Avertissement : Cette page est une traduction automatique de cette page à l'origine en anglais. Veuillez noter puisque les traductions sont générées par des machines, pas tous les traduction sera parfaite. Ce site Web et ses pages Web sont destinés à être lus en anglais. Toute traduction de ce site et de ses pages Web peut être imprécis et inexacte, en tout ou en partie. Cette traduction est fournie dans une pratique.

L'approche couvrante au médicament de prescription pendant la grossesse peut mettre les bébés inférieurs de poids à la naissance en danger

La recherche neuve aboutie par l'université de l'Australie du sud prouve qu'une approche couvrante au médicament de prescription pendant la grossesse peut mettre les bébés inférieurs de poids à la naissance en danger pour le reste de leur vie.

Les physiologistes foetaux d'UniSA et du Nouvelle-Zélande disent que de plus petits foetus métabolisent le médicament pris par la mère de moins de moyen efficace que les bébés de normal-grammage, qui peuvent mener aux conséquences à long terme de santé.

Dans une révision publiée dans le placenta, professeur Janna Morrison d'UniSA dit que des bébés limités par accroissement peuvent être exposés à des concentrations plus élevées d'une partie prescrite ou des médicaments en vente libre qu'une femme prend pendant la grossesse due d'une « une aux ajustements taille à toute la » approche quand il s'agit de dosage.

Si le foetus est plus petit et une mère prend 20 milligrammes d'un médicament, ce peut effectivement être une dose plus élevée que dans un bébé classé par normale. Le médicament réel ne rend pas le foetus plus petit, mais s'il est déjà plus petit, le foetus peut pouvoir moins métaboliser le médicament et se débarasser de lui. »

Janna Morrison, professeur, université d'Australie du sud

« L'idée qu'une grossesse compliquée est différente d'une grossesse normale est neuve en termes de médicaments qui peuvent être métabolisés par le foetus, » prof. Morrison ajoute.

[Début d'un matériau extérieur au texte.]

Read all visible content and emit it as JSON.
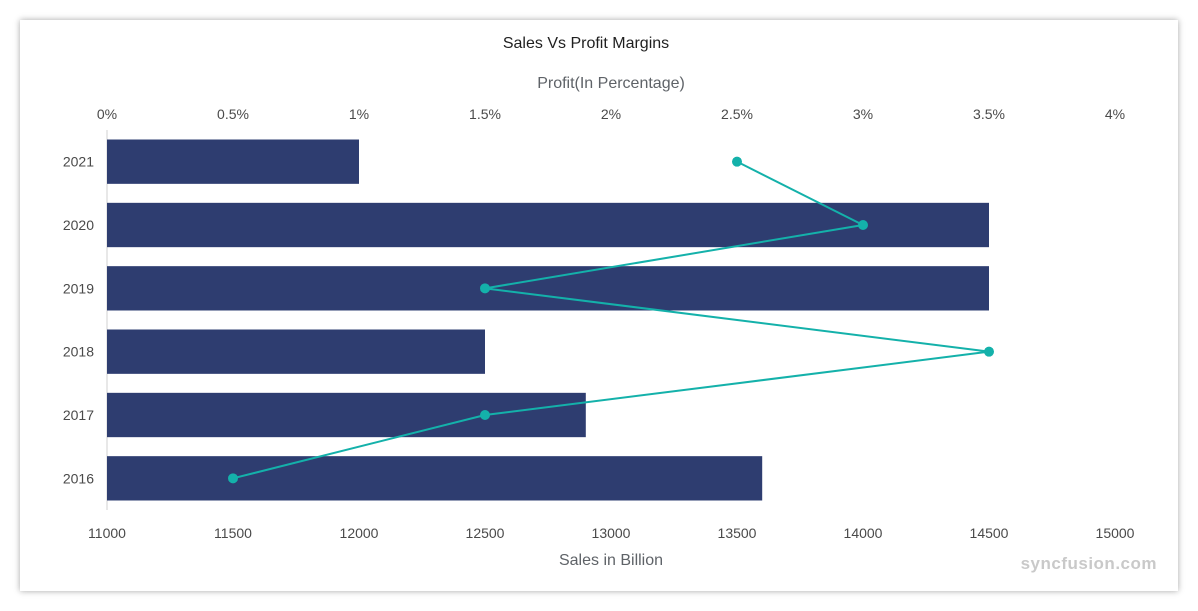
{
  "chart_data": {
    "type": "bar",
    "title": "Sales Vs Profit Margins",
    "categories": [
      "2021",
      "2020",
      "2019",
      "2018",
      "2017",
      "2016"
    ],
    "series": [
      {
        "type": "bar",
        "axis": "bottom",
        "values": [
          12000,
          14500,
          14500,
          12500,
          12900,
          13600
        ]
      },
      {
        "type": "line",
        "axis": "top",
        "values": [
          2.5,
          3,
          1.5,
          3.5,
          1.5,
          0.5
        ]
      }
    ],
    "xlabel": "Sales in Billion",
    "xlim": [
      11000,
      15000
    ],
    "x_ticks": [
      "11000",
      "11500",
      "12000",
      "12500",
      "13000",
      "13500",
      "14000",
      "14500",
      "15000"
    ],
    "x2label": "Profit(In Percentage)",
    "x2lim": [
      0,
      4
    ],
    "x2_ticks": [
      "0%",
      "0.5%",
      "1%",
      "1.5%",
      "2%",
      "2.5%",
      "3%",
      "3.5%",
      "4%"
    ],
    "grid": false,
    "colors": {
      "bar": "#2e3d70",
      "line": "#14b1aa"
    }
  },
  "watermark": "syncfusion.com"
}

Les chercheurs regardés comment les enzymes qui décomposent des médicaments sont moins efficaces dans les foetus limités par accroissement.

Mondial, un dans sept bébés sont né au-dessous de 2500 grammes de dû au manqu de placenta pour livrer les éléments nutritifs et l'oxygène adéquats au foetus. Ceci peut être lié à la pré-éclampsie, au développement placentaire faible ou au fumage.

Les bébés (IUGR) limités par croissance intra-utérine sont au risque accru du diabète, des cardiopathies, de l'immunité inférieure et des maladies métaboliques durant toute leur durée et peuvent eux-mêmes exiger des traitements médicamenteux dans l'âge adulte. On ne le connaît pas s'ils métaboliseront ces médicaments différemment.

« Nous savons que la plupart des femmes prennent l'ordonnance ou les médicaments en vente libre pendant la grossesse, pour traiter une condition qu'elles souffrent d'elles-mêmes, ou pour traiter une condition dans l'enfant à venir, » selon prof. Michael Wiese d'UniSA Assoc.

« Par exemple, le diabète gestationnel affecte jusqu'à 15 pour cent de femmes, ayant besoin de l'insuline. En Australie, 13 pour cent de femmes prennent des antidépresseurs pendant la grossesse, 11 pour cent ont l'asthme, 18 pour cent ont la maladie cardio-vasculaire et 4,6 pour cent ont le diabète.

« L'usage des drogues de traiter le vomissement est également courant, avec au moins un dans cinq femmes enceintes prenant des médicaments tels qu'Ondansetron, » prof. Wiese d'Assoc dit.

Les chercheurs disent que ni les entreprises pharmaceutiques ni les médecins ne sont tout fautif qu'il n'y a aucune directive existante pour administrer des dosages basés sur des grossesses compliquées.

« A basé sur nos découvertes, cependant, nous croyons que plus de travail doit être effectué pour comprendre mieux l'interaction entre la grossesse et la croissance foetale sur la façon dont des médicaments sont métabolisés. Il serait alors possible de déterminer les bons dosages pour la mère et enfant à venir, » prof. Morrison dit.

Les dosages pourraient être inférieurs ou plus élevés selon la façon dont le foetus métabolise le médicament.

« Il ne marque pas automatiquement qu'une dose inférieure serait meilleure si le foetus la métabolise plus rapidement. Il peut signifier qu'avec quelques grossesses compliquées, un dosage plus élevé est nécessaire avec des quelques médicaments. C'est au sujet de veiller que la bonne dose est donnée pour aider la mère, sans nuire au bébé. »

Source:
Journal reference:

McBride, G. M., et al. (2020) The impact of intrauterine growth restriction on cytochrome P450 enzyme expression and activity. Placenta. doi.org/10.1016/j.placenta.2020.07.012.